20 February 2013

Namibia: Zim Street Vendor Fined N$10 000

Windhoek — A Zimbabwean street vendor who makes a living selling cigarettes, air time and other items was sentenced to pay a fine of N$10 000 or 12 months imprisonment for overstaying his welcome in the country last week Thursday.

Ntando Baloyi pleaded guilty to a charge of contravening the Immigration Control Act, Act 7 of 1993 for remaining in Namibia after the expiration of his visitor's entry visa. Thirty-two-year-old Baloyi entered Namibia on July 14, 2011 on a 90-day visitor's visa and failed to return to Zimbabwe after the expiry date.

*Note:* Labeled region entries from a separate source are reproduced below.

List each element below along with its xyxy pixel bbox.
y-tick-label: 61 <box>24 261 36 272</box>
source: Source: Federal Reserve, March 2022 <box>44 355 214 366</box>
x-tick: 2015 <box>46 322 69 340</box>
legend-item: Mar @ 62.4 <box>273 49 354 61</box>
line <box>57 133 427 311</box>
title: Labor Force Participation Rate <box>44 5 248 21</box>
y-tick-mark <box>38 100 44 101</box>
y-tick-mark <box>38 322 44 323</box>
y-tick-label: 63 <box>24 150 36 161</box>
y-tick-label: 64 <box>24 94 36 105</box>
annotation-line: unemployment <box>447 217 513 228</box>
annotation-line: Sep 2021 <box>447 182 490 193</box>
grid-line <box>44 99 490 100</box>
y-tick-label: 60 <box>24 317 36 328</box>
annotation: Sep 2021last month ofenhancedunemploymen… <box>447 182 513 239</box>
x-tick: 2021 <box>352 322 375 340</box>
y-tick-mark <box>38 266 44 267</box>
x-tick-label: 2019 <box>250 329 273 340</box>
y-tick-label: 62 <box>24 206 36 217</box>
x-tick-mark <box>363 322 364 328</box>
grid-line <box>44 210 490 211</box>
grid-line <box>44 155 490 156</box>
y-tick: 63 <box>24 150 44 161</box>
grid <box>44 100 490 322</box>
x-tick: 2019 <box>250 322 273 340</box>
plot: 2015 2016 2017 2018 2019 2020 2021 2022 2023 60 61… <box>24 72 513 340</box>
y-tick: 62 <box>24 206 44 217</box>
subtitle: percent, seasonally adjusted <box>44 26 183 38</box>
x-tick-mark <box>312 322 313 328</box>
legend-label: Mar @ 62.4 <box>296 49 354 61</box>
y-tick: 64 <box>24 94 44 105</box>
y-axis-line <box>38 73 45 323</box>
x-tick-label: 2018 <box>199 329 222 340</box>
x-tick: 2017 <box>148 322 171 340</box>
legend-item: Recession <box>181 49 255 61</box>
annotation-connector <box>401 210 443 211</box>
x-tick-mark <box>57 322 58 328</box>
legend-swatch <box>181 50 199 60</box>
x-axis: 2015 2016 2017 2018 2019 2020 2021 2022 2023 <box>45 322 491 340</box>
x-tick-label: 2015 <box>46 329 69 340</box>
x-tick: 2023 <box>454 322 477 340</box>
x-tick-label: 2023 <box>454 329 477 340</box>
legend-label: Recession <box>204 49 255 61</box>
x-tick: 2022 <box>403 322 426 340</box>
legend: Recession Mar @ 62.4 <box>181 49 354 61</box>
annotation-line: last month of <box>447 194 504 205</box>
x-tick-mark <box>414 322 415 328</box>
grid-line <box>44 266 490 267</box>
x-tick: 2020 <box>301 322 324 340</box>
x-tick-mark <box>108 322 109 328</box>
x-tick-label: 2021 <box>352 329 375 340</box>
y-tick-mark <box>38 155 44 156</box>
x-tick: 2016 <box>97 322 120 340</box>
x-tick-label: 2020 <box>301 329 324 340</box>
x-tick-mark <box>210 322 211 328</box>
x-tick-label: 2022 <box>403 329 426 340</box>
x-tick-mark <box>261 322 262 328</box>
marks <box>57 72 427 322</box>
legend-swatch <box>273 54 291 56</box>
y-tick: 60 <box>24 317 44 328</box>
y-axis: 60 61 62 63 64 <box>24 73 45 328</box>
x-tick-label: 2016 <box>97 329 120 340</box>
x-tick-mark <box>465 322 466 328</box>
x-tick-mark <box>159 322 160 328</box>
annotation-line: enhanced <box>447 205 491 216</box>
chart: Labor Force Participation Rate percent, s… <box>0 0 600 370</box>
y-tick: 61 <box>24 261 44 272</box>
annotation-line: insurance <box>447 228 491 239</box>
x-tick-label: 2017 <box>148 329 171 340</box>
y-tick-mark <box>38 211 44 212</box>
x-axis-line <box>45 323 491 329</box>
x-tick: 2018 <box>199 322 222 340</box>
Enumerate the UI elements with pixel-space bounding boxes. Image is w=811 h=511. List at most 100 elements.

During submissions on sentencing, Baloyi informed Magistrate Hileni Kavara that he is single and has no children of his own, but that he supports his late brother and sister's children. He also told the magistrate that he is unemployed and came to Namibia in search of a better life. Asked why he stayed in Namibia after his visa expired and while he knew it was illegal to do so, he said the situation in Zimbabwe forced him to do so.

Baloyi asked the court to show him mercy and begged for a suspended sentence. He also apologised to the Namibian people for his transgression. Prosecutor Erich Naikaku told the magistrate that the offence is a serious one and is becoming quite prevalent in Namibia. He said while Baloyi is a first offender, Namibia's immigration laws are very clear and that the accused breached the law and the fact that he stayed in Namibia illegally for one year and six months comprises an aggravating factor.

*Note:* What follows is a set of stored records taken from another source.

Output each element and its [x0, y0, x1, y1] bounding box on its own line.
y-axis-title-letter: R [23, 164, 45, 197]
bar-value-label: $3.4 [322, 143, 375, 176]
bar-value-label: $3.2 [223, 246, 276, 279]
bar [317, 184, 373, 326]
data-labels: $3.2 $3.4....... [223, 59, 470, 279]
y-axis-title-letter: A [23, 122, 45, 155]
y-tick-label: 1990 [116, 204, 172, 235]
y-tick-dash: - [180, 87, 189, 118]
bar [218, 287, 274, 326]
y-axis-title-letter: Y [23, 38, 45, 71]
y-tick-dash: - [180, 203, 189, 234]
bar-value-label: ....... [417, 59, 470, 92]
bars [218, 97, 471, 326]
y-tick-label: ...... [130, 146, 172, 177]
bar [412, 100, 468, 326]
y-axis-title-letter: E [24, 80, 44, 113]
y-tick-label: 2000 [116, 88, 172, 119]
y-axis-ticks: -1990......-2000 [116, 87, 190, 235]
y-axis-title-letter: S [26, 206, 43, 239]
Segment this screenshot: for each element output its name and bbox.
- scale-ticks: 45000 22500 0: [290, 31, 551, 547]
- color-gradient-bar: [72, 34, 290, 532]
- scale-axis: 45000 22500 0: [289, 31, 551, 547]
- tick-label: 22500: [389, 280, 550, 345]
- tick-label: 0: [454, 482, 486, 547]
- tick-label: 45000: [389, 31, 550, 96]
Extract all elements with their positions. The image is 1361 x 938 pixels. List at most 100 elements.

He asked the court to consider giving Baloyi a fine of N$2 000 or six months in prison since he pleaded guilty without wasting the court's time. Kavari on the other hand wanted none of that and told Baloyi that he has no respect for the laws of Namibia and had he not been apprehended he would not have been standing in court. She said what makes matters worse is the fact that Baloyi overstayed for more than a year without detection.

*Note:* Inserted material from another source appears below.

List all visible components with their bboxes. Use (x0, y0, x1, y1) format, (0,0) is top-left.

Magistrate Kavari said that for a court to impose an appropriate sentence a balance of the circumstances of the offender, the crime committed and the interest of society blended with a degree of mercy should be achieved by the court. However, she said, the court takes the purposes of sentencing into consideration, which include deterrence, punishment, rehabilitation and retribution.

But she said in this instance the court will just focus on the element of deterrence and will pass a deterrent sentence. "The fact that you are a first offender does not mean that the court must exclude the element of punishment," the magistrate told Baloyi.

"To further ask for a suspended sentence, is having total disregard for the laws of this country as well as the courts, and the court has to take it upon itself to pass a sentence that will not only deter you, but any other would-be offender," the magistrate remarked before she sentenced Baloyi.